By NEIL HARTNELL
Tribune Business Editor
Stock market investors “should be expecting 10 per cent or north of 10 per cent” returns in 2014, a leading investment banker said yesterday, with Baha Mar’s impact effectively cancelling out any tax-related negatives.
Michael Anderson, RoyalFidelity Merchant Bank & Trust’s president, predicted that while Bahamian equities would likely match 2013’s performance next year, the factors driving those returns would be different.
While stock prices appreciated in 2013 largely because they were “underpriced”, Mr Anderson said next year’s increases and dividend yields would be driven by earnings growth stemming from the Baha Mar expansion.
While Value-Added Tax (VAT) concerns remain a potential impediment to the performance of BISX-listed stocks, the RoyalFidelity chief pointed out that the market had largely shrugged off the impact from the 2013-2014 Budget’s unexpected tax increases.
And he urged Bahamian investors to focus on the medium to long-term, taking a three-five year horizon, rather than worry about what the next six months may hold.
Noting that the listed equities market was up 6.4 per cent for the year to Friday, December 13, just from a capital appreciation (price increase) perspective, Mr Anderson said the likes of J S Johnson; AML Foods; Fidelity Bank (Bahamas); FamGuard; Bahamas Waste; FINCO and Arawak Port Development Company were all trading at annual highs.
“We have a bunch of stocks trading at 52-week highs, and a lot of the others ones are not far off,” Mr Anderson told Tribune Business.
As for dividend yields, Colina Holdings (Bahamas) leads the way at 7.4 per cent, followed by Commonwealth Bank at over 6 per cent. The comes J S Johnson with 5.7 per cent; AML Foods at 4.8 per cent; Fidelity Bank (Bahamas) at 4.7 per cent; FamGuard at 4.5 per cent; and Doctors Hospital at 4.4 per cent.
Mr Anderson said the capital returns on these stocks were matching the bottom end of the dividend scale on government and private sector fixed-income securities, which currently carry interest coupons of between 4.75 per cent to 6 per cent.
Combining dividends with capital appreciation, Mr Anderson said Bahamian stock market investors were receiving returns of up to 11-12 per cent.
Noting that dividend yields for BISX-listed stocks historically averaged around 4 per cent, the RoyalFidelity chief said: “I think it’s a fairly good indication of the remaining strength in the market, having dividend yields at that level.
“You’re going to end the year up 6-7 per cent on capital appreciation, and dividend yields of 4 per cent, so the market will end up close to 11 per cent returns.”
In comparison, Mr Anderson said bank deposits were paying a relatively low 2 per cent interest rate on deposits, further prompting investors to head for the stock market.
And prevailing price/earning (P/E) ratios also indicated there was “some reasonable upside” remaining for stock prices.
Mr Anderson said Colina Holdings’ P/E ratio was currently 5x, compared to the normal 10x, while Fidelity Bank (Bahamas) and FamGuard were at “just under” 10x and 9x, respectively.
“These are attractively priced stocks now, based on historical earnings, never mind going forward,” he said.
“If the economy grows as expected in the second half [of 2014], we will see further stock price increases based on that.
“We anticipate there’ll be a lag because of the tax-related issues being discussed at the moment, and people holding off until such time as things settle,” Mr Anderson added.
“The first half will be a bit of a struggle, but the Baha Mar effect will drive business and earnings in the second half.”
Calling on investors to focus on a three-five year horizon, rather than just six months, the RoyalFidelity president said: “2014 looks very similar to 2013 in terms of returns, and people should be expecting 10 per cent returns or north of 10 per cent.
“Stocks coming into 2013 were very much undervalued, and a lot of this year’s upside is because of that.

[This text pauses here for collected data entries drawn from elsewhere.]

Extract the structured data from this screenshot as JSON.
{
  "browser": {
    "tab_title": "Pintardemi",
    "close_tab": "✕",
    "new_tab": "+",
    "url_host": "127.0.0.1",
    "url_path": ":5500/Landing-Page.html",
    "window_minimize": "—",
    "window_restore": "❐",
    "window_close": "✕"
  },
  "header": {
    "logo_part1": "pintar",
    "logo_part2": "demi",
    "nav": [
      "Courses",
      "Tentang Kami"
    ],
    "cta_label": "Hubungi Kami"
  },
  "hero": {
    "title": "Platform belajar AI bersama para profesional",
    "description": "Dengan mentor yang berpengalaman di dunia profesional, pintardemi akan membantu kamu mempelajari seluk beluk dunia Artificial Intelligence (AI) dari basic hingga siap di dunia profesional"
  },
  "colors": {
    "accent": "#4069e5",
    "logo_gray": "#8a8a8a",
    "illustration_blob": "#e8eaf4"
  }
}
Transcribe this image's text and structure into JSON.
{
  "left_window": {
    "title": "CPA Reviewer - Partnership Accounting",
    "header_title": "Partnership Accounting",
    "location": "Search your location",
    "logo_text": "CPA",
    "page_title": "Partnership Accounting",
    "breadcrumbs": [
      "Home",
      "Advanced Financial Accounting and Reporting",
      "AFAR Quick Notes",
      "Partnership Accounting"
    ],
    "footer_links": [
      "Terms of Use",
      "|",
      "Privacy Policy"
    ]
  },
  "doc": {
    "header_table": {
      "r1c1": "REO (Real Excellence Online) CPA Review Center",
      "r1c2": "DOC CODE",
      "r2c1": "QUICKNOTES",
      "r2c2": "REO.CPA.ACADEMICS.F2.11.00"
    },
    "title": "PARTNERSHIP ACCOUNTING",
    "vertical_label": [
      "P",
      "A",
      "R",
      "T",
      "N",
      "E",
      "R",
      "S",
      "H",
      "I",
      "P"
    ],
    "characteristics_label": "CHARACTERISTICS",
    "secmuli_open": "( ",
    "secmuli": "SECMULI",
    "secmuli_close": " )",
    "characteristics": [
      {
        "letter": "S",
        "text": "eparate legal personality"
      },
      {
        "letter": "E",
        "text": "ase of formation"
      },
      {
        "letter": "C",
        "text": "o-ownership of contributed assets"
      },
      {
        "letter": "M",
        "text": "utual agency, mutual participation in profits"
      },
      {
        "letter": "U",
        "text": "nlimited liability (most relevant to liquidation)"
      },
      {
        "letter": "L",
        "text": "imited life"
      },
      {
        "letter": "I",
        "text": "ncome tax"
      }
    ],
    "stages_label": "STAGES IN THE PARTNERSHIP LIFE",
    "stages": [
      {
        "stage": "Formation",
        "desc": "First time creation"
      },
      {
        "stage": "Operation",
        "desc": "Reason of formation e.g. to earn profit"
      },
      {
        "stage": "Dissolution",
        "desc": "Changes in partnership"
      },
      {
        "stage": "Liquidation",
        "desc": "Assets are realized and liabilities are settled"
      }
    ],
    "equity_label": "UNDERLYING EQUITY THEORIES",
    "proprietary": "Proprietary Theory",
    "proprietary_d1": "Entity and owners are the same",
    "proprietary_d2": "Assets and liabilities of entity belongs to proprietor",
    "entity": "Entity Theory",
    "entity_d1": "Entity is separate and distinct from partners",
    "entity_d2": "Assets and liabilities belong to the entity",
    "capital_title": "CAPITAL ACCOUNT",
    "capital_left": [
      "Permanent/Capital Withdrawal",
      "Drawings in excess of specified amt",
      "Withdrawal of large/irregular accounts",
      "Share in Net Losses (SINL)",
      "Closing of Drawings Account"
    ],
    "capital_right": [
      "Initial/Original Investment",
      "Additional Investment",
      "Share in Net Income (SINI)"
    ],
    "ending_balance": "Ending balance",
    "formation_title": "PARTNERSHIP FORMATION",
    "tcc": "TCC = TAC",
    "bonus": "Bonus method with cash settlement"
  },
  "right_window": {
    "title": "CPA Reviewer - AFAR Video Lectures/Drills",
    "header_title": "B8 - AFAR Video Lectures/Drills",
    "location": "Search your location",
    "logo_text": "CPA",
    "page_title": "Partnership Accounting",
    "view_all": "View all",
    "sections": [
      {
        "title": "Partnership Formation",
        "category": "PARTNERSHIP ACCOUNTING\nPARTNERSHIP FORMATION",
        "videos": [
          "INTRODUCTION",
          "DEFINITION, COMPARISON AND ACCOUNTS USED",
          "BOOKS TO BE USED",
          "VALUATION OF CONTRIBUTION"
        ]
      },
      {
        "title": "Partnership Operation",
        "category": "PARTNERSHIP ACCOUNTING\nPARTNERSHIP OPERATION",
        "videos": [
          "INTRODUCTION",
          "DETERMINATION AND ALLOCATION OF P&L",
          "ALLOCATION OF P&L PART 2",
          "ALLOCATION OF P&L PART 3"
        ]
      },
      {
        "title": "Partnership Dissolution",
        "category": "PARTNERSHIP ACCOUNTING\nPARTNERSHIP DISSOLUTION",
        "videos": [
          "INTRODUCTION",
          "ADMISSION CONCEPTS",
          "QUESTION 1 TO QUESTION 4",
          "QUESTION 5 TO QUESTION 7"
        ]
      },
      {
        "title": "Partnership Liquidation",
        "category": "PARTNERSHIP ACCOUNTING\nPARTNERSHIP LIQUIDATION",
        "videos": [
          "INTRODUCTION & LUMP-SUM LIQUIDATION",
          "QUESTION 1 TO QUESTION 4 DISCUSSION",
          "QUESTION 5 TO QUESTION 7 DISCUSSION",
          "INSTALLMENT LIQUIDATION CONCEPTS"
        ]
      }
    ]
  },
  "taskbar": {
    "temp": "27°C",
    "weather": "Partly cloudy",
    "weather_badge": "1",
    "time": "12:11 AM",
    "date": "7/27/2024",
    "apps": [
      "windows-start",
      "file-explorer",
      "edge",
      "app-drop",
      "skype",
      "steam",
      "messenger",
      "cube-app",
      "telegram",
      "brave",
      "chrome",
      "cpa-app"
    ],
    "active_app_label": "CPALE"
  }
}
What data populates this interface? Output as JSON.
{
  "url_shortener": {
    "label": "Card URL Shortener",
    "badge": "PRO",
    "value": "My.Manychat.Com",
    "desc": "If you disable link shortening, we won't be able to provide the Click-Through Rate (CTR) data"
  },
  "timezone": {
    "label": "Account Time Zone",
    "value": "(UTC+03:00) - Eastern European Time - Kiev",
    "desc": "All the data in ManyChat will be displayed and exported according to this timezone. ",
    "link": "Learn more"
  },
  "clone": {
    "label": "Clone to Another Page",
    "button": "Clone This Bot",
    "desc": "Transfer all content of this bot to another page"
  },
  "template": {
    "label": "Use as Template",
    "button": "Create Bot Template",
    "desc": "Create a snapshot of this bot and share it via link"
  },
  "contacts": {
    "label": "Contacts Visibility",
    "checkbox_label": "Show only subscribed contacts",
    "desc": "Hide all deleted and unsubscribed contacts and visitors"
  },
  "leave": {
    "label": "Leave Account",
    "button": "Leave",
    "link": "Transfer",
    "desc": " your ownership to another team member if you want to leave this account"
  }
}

Looking ahead, it’s much more about earnings growth as opposed to underpricing.
“People should get in today as there’s still a reasonable period of upside where they can hope to gain for the next few years. There is growth potential in terms of the underlying earnings. I think there’s a positive trend in the market for growth, and it will continue for the next few years.”